Ich werde mehr und mehr zum Cyborg.
Es ist es nicht wert. Nein, nur um eine Ausbildung bei der Polizei zu beginnen, ist es unverhältnismäßig, sich dieser Prozedur zu unterziehen.
Aber ich habe zugesagt. Nicht umsonst habe ich die Aufnahmeprüfung mit Bravour bestanden. Natürlich war ich einverstanden damit, mich chirurgisch verbessern zu lassen. Zahlt ja mein zukünftiger Arbeitgeber.
Wie schon gesagt, für eine Ausbildung im öffentlichen Dienst, der ansonsten lausig bezahlt sein wird, absolut schwachsinnig.

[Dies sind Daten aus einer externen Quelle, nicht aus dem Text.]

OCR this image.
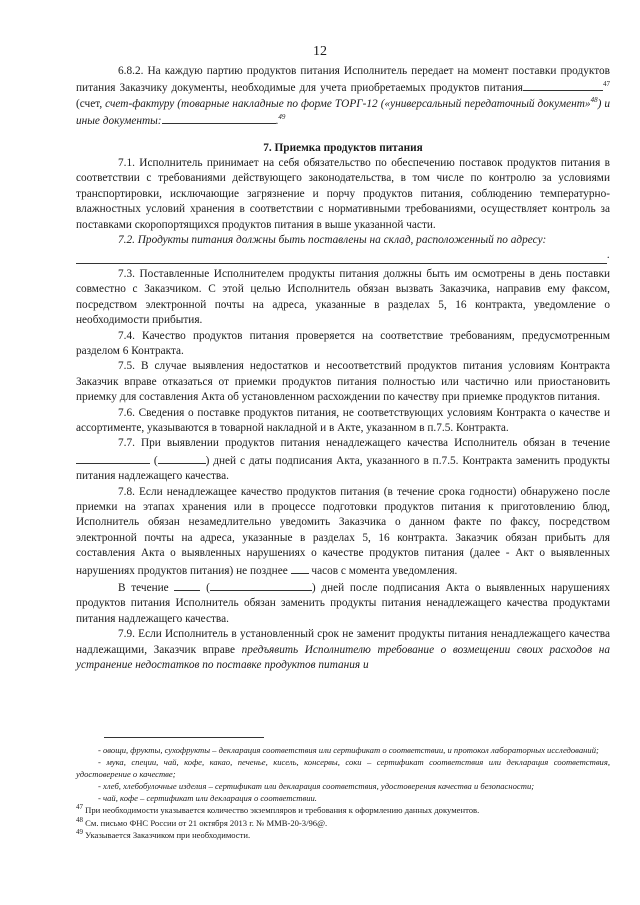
12

6.8.2. На каждую партию продуктов питания Исполнитель передает на момент поставки продуктов питания Заказчику документы, необходимые для учета приобретаемых продуктов питания	$^{47}$ (счет, счет-фактуру (товарные накладные по форме ТОРГ-12 («универсальный передаточный документ»$^{48}$) и иные документы:	.$^{49}$

7. Приемка продуктов питания

7.1. Исполнитель принимает на себя обязательство по обеспечению поставок продуктов питания в соответствии с требованиями действующего законодательства, в том числе по контролю за условиями транспортировки, исключающие загрязнение и порчу продуктов питания, соблюдению температурно-влажностных условий хранения в соответствии с нормативными требованиями, осуществляет контроль за поставками скоропортящихся продуктов питания в выше указанной части.

7.2. Продукты питания должны быть поставлены на склад, расположенный по адресу:

.

7.3. Поставленные Исполнителем продукты питания должны быть им осмотрены в день поставки совместно с Заказчиком. С этой целью Исполнитель обязан вызвать Заказчика, направив ему факсом, посредством электронной почты на адреса, указанные в разделах 5, 16 контракта, уведомление о необходимости прибытия.

7.4. Качество продуктов питания проверяется на соответствие требованиям, предусмотренным разделом 6 Контракта.

7.5. В случае выявления недостатков и несоответствий продуктов питания условиям Контракта Заказчик вправе отказаться от приемки продуктов питания полностью или частично или приостановить приемку для составления Акта об установленном расхождении по качеству при приемке продуктов питания.

7.6. Сведения о поставке продуктов питания, не соответствующих условиям Контракта о качестве и ассортименте, указываются в товарной накладной и в Акте, указанном в п.7.5. Контракта.

7.7. При выявлении продуктов питания ненадлежащего качества Исполнитель обязан в течение  (	) дней с даты подписания Акта, указанного в п.7.5. Контракта заменить продукты питания надлежащего качества.

7.8. Если ненадлежащее качество продуктов питания (в течение срока годности) обнаружено после приемки на этапах хранения или в процессе подготовки продуктов питания к приготовлению блюд, Исполнитель обязан незамедлительно уведомить Заказчика о данном факте по факсу, посредством электронной почты на адреса, указанные в разделах 5, 16 контракта. Заказчик обязан прибыть для составления Акта о выявленных нарушениях о качестве продуктов питания (далее - Акт о выявленных нарушениях продуктов питания) не позднее часов с момента уведомления.

В течение	(	) дней после подписания Акта о выявленных нарушениях продуктов питания Исполнитель обязан заменить продукты питания ненадлежащего качества продуктами питания надлежащего качества.

7.9. Если Исполнитель в установленный срок не заменит продукты питания ненадлежащего качества надлежащими, Заказчик вправе предъявить Исполнителю требование о возмещении своих расходов на устранение недостатков по поставке продуктов питания и

- овощи, фрукты, сухофрукты – декларация соответствия или сертификат о соответствии, и протокол лабораторных исследований;

- мука, специи, чай, кофе, какао, печенье, кисель, консервы, соки – сертификат соответствия или декларация соответствия, удостоверение о качестве;

- хлеб, хлебобулочные изделия – сертификат или декларация соответствия, удостоверения качества и безопасности;

- чай, кофе – сертификат или декларация о соответствии.

$^{47}$ При необходимости указывается количество экземпляров и требования к оформлению данных документов.

$^{48}$ См. письмо ФНС России от 21 октября 2013 г. № ММВ-20-3/96@.

$^{49}$ Указывается Заказчиком при необходимости.
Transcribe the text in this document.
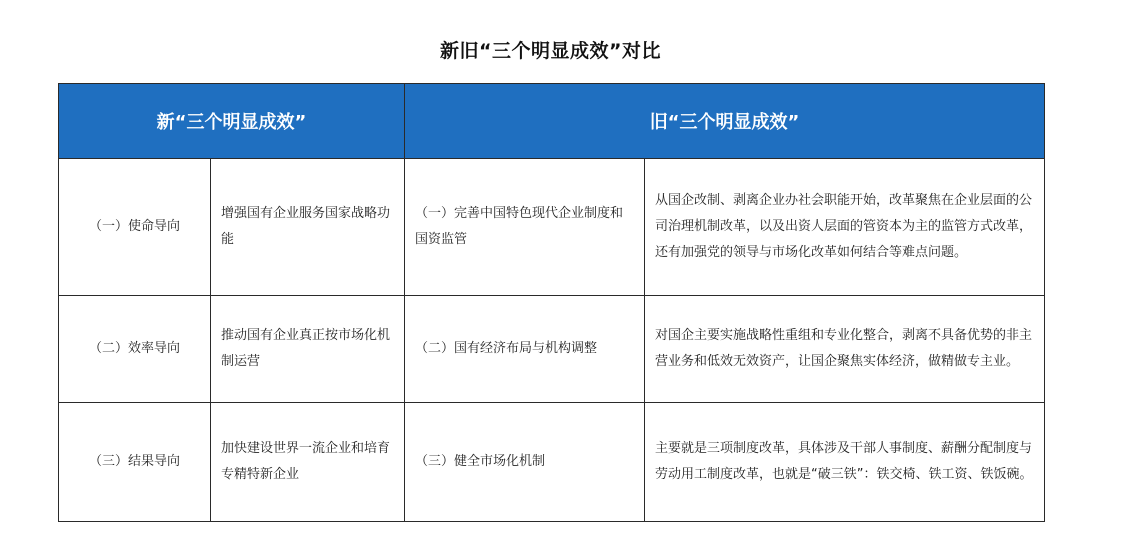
新旧“三个明显成效”对比
新“三个明显成效”		旧“三个明显成效”	
（一）使命导向	增强国有企业服务国家战略功能	（一）完善中国特色现代企业制度和国资监管	从国企改制、剥离企业办社会职能开始，改革聚焦在企业层面的公司治理机制改革，以及出资人层面的管资本为主的监管方式改革，还有加强党的领导与市场化改革如何结合等难点问题。
（二）效率导向	推动国有企业真正按市场化机制运营	（二）国有经济布局与机构调整	对国企主要实施战略性重组和专业化整合，剥离不具备优势的非主营业务和低效无效资产，让国企聚焦实体经济，做精做专主业。
（三）结果导向	加快建设世界一流企业和培育专精特新企业	（三）健全市场化机制	主要就是三项制度改革，具体涉及干部人事制度、薪酬分配制度与劳动用工制度改革，也就是“破三铁”：铁交椅、铁工资、铁饭碗。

Aber ich habe auch andere Gründe, mich augmentieren zu lassen. Mir leisten könnte ich es mir jedenfalls nicht.
Nein, ich habe mich genau deshalb für diese Ausbildung entschieden.
Bei allem Zweifel, ob die Entscheidung richtig ist – meine einzige Motivation ist es, gratis an diese körperlichen Verbesserungen ranzukommen.
Ich werde alles tun, was man von mir verlangt. Gehorsam und Disziplin zeigen.
Und wenn sie mit ihrer Behandlung fertig sind, nehme ich diese Fitnessuhr ab. Und zeige ihnen, wer hinter der Maske des netten Herrn Tersen steckt.